O2 Pension Review update


O2 Pension Review update

We recently issued a briefing, which advised that O2 had announced a review of its final salary pension schemes (sections 2 and 3). This newsletter provides an update.

We are grateful to members who have fed back their concerns to us. We have noted them all and resonded to as many as possible. Please forgive us if we have not responded to you personally at this stage. However please be assured that your feedback is informing the way we approach our discussions with O2.

The talks have so far focused on O2 concerns about the increasing cost and risks associated with the pension arrangements. This is a result of increasing life expectancy and lower investment returns. These are problems that are facing all defined benefit pension schemes.

The company has increased its contributions to Sections 2 and 3 significantly since O2 was established. In 2002 the Company contribution amounted to 11% of salaries. Its' contribution has subsequently risen to 26.7%. This excludes additional cash payments, now amounting to £40million a year to fund the past service deficit.

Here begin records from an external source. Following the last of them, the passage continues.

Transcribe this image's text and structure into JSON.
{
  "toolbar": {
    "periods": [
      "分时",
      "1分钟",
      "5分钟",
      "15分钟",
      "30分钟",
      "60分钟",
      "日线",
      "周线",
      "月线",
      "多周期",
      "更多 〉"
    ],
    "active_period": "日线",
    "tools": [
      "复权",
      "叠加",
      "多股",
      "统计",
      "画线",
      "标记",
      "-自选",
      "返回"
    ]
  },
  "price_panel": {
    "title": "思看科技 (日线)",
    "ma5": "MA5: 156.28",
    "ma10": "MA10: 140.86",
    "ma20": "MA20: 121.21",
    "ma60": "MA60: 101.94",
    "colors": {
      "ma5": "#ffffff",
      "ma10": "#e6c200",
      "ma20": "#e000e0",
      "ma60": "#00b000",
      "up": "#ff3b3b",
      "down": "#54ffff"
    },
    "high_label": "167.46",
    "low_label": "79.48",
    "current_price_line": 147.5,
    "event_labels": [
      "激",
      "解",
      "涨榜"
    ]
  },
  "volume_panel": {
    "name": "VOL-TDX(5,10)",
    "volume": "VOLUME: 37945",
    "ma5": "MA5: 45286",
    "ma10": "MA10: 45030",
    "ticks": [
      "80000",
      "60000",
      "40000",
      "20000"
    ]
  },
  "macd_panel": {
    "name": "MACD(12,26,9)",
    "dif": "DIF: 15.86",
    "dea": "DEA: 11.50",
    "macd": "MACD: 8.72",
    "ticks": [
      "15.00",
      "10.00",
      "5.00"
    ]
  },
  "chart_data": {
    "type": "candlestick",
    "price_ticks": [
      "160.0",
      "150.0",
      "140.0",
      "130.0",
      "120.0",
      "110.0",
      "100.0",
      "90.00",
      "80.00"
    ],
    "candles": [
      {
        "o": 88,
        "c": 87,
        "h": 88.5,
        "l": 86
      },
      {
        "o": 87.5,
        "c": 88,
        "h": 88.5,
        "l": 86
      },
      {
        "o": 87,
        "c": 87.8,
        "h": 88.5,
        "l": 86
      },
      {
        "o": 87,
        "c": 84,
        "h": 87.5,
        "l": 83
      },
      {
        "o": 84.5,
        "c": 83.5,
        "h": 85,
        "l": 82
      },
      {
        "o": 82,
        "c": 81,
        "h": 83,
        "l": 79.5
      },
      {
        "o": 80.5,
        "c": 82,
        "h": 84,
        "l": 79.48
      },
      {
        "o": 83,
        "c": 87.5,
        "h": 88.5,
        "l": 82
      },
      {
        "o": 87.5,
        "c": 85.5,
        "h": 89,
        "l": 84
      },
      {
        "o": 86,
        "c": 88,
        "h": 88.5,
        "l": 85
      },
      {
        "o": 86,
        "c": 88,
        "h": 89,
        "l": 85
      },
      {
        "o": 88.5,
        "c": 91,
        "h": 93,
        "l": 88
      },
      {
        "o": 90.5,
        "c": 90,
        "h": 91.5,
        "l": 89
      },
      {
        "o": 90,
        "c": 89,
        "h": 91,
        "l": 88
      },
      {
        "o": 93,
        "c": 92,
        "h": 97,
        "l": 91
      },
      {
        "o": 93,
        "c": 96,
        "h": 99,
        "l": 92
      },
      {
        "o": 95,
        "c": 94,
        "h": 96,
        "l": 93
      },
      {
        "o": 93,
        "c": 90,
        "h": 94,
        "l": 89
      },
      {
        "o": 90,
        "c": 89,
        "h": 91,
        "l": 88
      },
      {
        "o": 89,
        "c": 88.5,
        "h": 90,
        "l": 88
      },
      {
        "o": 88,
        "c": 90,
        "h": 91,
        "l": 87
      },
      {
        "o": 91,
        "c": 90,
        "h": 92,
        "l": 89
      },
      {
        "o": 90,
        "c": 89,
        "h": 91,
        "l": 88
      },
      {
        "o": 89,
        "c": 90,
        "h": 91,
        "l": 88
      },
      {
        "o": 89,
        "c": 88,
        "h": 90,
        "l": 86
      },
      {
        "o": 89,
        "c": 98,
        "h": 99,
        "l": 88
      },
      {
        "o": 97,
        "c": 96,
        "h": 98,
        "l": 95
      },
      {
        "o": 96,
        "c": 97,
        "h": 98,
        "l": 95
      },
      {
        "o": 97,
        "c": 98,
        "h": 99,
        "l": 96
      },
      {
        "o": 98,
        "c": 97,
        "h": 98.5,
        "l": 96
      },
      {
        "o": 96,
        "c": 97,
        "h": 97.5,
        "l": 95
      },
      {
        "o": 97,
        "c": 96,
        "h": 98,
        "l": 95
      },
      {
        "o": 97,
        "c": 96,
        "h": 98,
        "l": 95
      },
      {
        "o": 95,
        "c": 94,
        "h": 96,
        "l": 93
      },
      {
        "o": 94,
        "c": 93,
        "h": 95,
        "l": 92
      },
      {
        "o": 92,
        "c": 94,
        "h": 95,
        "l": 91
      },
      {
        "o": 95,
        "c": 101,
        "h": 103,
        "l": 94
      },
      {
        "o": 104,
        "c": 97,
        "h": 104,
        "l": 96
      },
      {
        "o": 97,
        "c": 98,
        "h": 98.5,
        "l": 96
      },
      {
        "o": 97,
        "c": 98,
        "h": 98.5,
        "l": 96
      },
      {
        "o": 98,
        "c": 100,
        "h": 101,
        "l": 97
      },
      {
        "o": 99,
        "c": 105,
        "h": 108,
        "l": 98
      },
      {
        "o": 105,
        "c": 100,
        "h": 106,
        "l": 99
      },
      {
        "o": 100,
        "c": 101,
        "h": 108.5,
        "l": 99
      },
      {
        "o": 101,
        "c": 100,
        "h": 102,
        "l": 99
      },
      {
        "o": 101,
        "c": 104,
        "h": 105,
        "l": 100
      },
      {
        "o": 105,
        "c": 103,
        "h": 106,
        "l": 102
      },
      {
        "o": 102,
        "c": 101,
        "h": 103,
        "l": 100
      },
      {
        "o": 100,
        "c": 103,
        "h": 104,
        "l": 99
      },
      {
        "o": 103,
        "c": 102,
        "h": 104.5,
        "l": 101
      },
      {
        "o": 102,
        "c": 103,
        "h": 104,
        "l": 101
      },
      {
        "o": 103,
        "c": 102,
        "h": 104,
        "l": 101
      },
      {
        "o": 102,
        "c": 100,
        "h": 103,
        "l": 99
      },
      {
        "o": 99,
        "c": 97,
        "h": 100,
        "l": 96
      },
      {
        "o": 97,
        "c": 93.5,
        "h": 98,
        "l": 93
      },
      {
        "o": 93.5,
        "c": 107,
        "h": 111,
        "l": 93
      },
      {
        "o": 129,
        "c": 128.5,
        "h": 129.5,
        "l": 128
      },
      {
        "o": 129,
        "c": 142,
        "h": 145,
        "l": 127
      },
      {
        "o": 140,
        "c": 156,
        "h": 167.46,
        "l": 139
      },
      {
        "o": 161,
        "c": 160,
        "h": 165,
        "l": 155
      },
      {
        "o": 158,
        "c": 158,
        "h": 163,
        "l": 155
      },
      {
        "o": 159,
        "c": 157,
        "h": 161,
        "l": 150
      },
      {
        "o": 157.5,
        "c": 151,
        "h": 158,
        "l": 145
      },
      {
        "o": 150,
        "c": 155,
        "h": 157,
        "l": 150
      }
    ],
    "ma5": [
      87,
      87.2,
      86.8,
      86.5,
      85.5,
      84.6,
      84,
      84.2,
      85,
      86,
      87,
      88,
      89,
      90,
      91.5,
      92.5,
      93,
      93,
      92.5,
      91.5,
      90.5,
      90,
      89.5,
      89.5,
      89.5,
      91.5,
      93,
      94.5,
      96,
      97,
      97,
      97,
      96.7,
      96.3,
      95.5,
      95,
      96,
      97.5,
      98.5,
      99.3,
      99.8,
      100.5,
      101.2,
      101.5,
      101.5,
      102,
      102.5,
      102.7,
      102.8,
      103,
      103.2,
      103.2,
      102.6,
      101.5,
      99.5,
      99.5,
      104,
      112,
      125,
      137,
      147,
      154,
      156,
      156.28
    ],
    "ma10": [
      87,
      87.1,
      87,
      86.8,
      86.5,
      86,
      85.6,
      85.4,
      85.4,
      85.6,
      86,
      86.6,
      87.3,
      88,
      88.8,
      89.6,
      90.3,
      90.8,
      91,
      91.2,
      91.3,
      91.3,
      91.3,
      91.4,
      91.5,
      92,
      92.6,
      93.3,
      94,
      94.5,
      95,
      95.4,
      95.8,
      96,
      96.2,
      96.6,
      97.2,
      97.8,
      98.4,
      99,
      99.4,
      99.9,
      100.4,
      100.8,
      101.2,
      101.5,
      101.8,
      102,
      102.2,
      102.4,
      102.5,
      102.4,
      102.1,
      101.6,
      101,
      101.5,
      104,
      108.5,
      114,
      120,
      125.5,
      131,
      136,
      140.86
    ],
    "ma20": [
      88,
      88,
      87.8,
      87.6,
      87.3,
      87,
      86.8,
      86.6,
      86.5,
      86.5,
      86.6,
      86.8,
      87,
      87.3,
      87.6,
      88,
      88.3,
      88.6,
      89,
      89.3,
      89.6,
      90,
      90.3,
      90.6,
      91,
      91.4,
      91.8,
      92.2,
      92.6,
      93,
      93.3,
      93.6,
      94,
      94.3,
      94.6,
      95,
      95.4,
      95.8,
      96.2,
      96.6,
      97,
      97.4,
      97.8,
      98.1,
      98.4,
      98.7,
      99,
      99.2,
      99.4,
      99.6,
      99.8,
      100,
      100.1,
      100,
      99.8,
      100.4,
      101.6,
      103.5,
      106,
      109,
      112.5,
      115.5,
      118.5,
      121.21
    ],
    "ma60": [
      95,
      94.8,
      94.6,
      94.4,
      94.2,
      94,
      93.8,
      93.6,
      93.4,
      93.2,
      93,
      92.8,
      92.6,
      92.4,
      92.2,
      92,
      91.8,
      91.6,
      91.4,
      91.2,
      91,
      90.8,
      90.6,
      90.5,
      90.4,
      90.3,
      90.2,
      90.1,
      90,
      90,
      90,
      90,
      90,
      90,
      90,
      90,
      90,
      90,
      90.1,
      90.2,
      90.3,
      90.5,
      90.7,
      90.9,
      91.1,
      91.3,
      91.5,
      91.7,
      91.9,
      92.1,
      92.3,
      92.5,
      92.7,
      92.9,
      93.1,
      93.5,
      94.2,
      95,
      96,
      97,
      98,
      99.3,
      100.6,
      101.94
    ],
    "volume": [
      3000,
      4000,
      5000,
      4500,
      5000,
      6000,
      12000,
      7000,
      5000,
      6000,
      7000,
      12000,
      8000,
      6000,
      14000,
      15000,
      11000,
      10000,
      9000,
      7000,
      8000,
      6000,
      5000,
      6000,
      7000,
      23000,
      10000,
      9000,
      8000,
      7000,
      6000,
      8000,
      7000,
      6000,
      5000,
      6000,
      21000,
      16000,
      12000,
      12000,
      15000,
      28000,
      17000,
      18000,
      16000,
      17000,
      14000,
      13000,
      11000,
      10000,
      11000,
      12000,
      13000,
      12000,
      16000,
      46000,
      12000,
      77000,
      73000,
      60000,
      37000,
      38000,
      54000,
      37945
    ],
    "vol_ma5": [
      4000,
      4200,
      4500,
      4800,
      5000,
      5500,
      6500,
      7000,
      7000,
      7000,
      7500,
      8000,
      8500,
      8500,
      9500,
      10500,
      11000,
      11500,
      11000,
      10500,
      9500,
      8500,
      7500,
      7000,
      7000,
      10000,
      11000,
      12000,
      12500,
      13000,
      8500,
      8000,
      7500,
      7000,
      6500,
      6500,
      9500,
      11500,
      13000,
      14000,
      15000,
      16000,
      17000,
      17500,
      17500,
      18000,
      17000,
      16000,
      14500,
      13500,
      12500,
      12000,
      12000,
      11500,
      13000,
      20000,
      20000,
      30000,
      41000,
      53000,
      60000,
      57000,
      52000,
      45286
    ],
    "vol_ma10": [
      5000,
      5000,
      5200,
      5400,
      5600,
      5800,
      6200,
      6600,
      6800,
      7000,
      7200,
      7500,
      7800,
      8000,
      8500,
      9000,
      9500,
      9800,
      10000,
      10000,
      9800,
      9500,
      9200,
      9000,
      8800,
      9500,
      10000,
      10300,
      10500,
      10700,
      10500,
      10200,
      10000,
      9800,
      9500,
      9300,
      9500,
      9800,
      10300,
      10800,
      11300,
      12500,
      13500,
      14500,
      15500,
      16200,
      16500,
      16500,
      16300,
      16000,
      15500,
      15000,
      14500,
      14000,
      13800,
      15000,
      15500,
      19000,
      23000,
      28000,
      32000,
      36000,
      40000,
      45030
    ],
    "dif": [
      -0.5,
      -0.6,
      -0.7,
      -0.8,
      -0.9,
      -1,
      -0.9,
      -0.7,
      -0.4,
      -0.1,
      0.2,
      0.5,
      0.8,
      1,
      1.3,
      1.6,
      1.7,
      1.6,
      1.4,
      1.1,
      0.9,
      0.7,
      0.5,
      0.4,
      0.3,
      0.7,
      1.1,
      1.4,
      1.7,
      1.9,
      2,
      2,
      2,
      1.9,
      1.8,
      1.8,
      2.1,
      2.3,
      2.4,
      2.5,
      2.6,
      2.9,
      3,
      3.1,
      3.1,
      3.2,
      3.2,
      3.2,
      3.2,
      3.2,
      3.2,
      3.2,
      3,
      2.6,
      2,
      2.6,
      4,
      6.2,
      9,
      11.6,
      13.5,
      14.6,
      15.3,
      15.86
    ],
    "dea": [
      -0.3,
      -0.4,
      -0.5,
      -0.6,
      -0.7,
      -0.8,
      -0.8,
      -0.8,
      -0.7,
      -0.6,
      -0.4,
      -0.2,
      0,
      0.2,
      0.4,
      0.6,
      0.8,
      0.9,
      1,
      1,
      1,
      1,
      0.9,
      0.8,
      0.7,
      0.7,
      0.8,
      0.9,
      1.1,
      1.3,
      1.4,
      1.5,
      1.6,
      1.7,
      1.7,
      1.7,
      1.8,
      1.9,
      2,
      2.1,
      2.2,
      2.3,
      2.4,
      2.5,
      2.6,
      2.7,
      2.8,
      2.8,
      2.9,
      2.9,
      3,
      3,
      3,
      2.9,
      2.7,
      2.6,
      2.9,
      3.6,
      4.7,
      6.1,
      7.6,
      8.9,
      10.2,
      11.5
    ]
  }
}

The Company is keen to look at ways to reduce the cost and to control investment risk against that background.

Prospect and the CWU have strongly represented members views in our determination to keep the Defined Benefit Sections open for future service. However, we have confirmed we are prepared to discuss ways in which the pensions can be changed in order to retain the Defined Benefit arrangements.

The union has also asked O2 to give clarity over the company's future plans for pensions and as our discussions continue we will update members on developments.

Prospect will ballot members before any changes to the pension scheme are agreed.